Berg, the company the brought along fun internet-connected concepts and products such as the Little Printer released this interesting video recently.
[vimeo=87522764 W=900&H=325]
The amazing part of this is that Cloudwash is foundational and will just be built on. It shows where the current state of the Internet of Things is and where it can go in the future. What Berg did was amazing to me.
It took a regular “dumb” appliance with software and electronics that were trapped in and made the interaction richer and its meaning and value richer.
In a way, they radically changed the way I viewed how devices could be connected and created the possibility for a new class of devices in our daily lives.
And in a way, I saw so many parallels to healthcare.

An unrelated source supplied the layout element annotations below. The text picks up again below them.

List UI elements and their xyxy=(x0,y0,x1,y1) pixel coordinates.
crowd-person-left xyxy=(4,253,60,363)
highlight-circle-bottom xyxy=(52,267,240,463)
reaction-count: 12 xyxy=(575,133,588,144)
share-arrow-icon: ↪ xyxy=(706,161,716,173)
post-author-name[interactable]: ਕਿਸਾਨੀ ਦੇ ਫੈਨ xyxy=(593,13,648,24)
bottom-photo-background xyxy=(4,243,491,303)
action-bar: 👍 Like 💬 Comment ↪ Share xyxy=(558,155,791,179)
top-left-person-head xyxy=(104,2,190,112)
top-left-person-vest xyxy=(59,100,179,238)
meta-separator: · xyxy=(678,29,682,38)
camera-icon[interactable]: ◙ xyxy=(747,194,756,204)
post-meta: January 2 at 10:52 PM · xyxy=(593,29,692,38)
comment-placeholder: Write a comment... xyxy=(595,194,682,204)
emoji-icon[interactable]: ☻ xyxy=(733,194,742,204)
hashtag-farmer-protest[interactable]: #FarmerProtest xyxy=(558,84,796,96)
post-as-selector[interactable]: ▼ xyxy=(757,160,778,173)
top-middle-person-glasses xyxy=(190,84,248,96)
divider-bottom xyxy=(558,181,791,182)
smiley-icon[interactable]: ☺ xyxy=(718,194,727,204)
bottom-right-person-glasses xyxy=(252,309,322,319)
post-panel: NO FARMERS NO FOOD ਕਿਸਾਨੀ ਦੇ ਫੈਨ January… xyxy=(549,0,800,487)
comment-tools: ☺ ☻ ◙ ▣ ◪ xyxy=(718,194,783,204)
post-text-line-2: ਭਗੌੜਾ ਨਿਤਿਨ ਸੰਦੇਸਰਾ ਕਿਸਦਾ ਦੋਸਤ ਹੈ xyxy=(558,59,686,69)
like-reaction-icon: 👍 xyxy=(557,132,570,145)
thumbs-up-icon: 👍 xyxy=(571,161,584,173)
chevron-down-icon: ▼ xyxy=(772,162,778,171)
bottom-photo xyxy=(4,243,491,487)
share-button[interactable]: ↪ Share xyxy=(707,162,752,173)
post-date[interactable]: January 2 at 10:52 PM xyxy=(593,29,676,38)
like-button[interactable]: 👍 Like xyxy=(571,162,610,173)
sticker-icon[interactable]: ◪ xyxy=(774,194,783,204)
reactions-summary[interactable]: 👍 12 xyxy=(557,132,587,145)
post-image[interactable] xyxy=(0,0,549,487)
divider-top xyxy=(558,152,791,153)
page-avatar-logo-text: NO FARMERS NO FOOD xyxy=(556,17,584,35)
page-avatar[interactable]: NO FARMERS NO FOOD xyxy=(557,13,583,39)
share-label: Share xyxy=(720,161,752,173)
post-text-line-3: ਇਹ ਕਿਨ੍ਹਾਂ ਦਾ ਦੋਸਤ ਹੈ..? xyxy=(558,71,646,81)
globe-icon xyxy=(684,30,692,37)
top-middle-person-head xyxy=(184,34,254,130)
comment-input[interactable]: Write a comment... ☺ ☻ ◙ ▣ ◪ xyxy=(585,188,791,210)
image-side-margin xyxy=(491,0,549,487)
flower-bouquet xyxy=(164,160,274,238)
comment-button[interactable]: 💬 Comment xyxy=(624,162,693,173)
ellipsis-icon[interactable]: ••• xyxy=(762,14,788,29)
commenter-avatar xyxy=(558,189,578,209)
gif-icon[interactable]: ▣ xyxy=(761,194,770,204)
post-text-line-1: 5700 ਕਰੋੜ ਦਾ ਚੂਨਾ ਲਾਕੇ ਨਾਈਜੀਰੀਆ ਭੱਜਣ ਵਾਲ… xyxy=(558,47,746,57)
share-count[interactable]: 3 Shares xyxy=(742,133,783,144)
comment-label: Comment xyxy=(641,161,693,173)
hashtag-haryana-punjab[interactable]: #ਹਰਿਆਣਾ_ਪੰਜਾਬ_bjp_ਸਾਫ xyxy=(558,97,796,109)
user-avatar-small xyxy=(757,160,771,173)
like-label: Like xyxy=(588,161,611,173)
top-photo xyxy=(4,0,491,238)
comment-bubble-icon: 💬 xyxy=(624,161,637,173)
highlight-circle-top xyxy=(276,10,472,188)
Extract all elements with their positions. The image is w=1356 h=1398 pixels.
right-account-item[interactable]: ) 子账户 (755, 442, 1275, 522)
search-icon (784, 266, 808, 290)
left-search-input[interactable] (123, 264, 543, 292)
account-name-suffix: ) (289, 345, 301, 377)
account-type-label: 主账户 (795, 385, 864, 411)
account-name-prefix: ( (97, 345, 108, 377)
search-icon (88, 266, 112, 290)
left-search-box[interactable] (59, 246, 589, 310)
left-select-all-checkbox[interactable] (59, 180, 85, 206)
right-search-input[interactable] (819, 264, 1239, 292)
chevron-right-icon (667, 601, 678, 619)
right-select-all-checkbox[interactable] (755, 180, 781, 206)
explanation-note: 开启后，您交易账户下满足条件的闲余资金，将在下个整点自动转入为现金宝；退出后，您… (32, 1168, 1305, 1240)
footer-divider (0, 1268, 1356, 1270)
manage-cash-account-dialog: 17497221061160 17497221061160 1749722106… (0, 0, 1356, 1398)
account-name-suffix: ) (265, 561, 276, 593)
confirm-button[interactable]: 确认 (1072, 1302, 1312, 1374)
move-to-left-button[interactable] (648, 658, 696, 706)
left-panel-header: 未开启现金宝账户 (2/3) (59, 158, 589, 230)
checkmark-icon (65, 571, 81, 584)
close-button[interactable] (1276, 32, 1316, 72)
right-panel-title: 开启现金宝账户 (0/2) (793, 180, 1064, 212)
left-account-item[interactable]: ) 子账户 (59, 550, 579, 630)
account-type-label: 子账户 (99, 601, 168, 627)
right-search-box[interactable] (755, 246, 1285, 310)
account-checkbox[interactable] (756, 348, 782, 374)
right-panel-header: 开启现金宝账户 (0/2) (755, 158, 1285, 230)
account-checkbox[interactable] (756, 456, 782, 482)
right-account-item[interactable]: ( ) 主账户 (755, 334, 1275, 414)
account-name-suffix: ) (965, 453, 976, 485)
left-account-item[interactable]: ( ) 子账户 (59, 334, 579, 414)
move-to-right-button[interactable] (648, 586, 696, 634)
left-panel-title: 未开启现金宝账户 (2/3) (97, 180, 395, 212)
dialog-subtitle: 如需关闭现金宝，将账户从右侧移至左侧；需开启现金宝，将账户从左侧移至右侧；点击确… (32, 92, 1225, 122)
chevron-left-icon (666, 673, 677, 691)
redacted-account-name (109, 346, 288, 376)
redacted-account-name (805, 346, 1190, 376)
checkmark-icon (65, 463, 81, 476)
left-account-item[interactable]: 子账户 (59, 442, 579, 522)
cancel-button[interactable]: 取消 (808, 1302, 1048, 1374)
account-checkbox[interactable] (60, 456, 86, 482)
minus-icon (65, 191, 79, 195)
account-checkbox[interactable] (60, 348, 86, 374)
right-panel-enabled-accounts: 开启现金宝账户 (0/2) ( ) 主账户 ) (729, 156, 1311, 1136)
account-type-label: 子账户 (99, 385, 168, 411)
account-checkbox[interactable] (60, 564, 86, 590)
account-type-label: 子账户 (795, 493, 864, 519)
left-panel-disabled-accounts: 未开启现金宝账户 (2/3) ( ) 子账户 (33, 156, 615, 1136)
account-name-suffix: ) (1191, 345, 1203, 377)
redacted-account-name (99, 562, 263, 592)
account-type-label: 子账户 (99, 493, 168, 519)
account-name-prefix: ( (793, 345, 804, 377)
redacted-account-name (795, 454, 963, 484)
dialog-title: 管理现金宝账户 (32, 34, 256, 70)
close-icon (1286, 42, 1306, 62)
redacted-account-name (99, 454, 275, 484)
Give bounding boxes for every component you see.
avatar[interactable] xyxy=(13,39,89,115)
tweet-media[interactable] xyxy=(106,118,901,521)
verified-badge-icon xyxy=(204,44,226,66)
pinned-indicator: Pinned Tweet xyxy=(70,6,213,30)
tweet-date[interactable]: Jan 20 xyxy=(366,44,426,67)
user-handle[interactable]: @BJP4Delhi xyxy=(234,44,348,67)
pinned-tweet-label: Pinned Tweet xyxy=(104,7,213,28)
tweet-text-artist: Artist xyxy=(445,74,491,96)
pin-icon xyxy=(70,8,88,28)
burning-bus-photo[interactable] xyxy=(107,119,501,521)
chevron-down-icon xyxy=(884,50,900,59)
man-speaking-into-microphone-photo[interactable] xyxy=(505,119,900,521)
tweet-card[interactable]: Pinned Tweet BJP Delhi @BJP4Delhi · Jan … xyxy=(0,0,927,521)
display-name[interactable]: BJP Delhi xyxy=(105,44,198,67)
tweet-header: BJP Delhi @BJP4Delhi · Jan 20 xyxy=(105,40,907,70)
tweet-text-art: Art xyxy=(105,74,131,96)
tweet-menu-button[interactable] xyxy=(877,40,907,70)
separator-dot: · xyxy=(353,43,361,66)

In the video, Berg mentioned how the action of washing clothes can be quite complicated. There are baroque symbols on how clothes should be treated and this in turn is reflected by different sets of complicated icons on machines
Healthcare delivery can be far more complex though.
“In any given hospital, as many as 15 medical devices, including monitors, ventilators and infusion pumps, are connected to an ICU patient, but because they are made by different companies, they don’t “talk” with one another. Patient-controlled analgesic pumps that deliver powerful narcotics, where a known side effect is respiratory depression, aren’t linked to devices that monitor breathing, for example.”Today’s ICU is arguably more dangerous than ever,” says Peter Pronovost.
Just last week, I had the privilege of shadowing the pain service team at work. The team had to go one by one to each patient while rounding throughout the hospital. At each patient, a nurse practitioner checked their PCA. These are supposed to the safest ways to deliver analgesics and are self-containing boxes that are locked except for their interface.
No one except the pain service team is supposed to even touch those boxes due to the level of training needed to even interface with them. But it relies on human systems to ensure that the correct concentration of drug is put in with the right dosage according to each patient.
Yet like Dr. Pronovost mentions, these pumps aren’t linked to devices that monitor breathing so that IF a wrong dosage is placed in the PCA, there is no way of stopping it before its too late.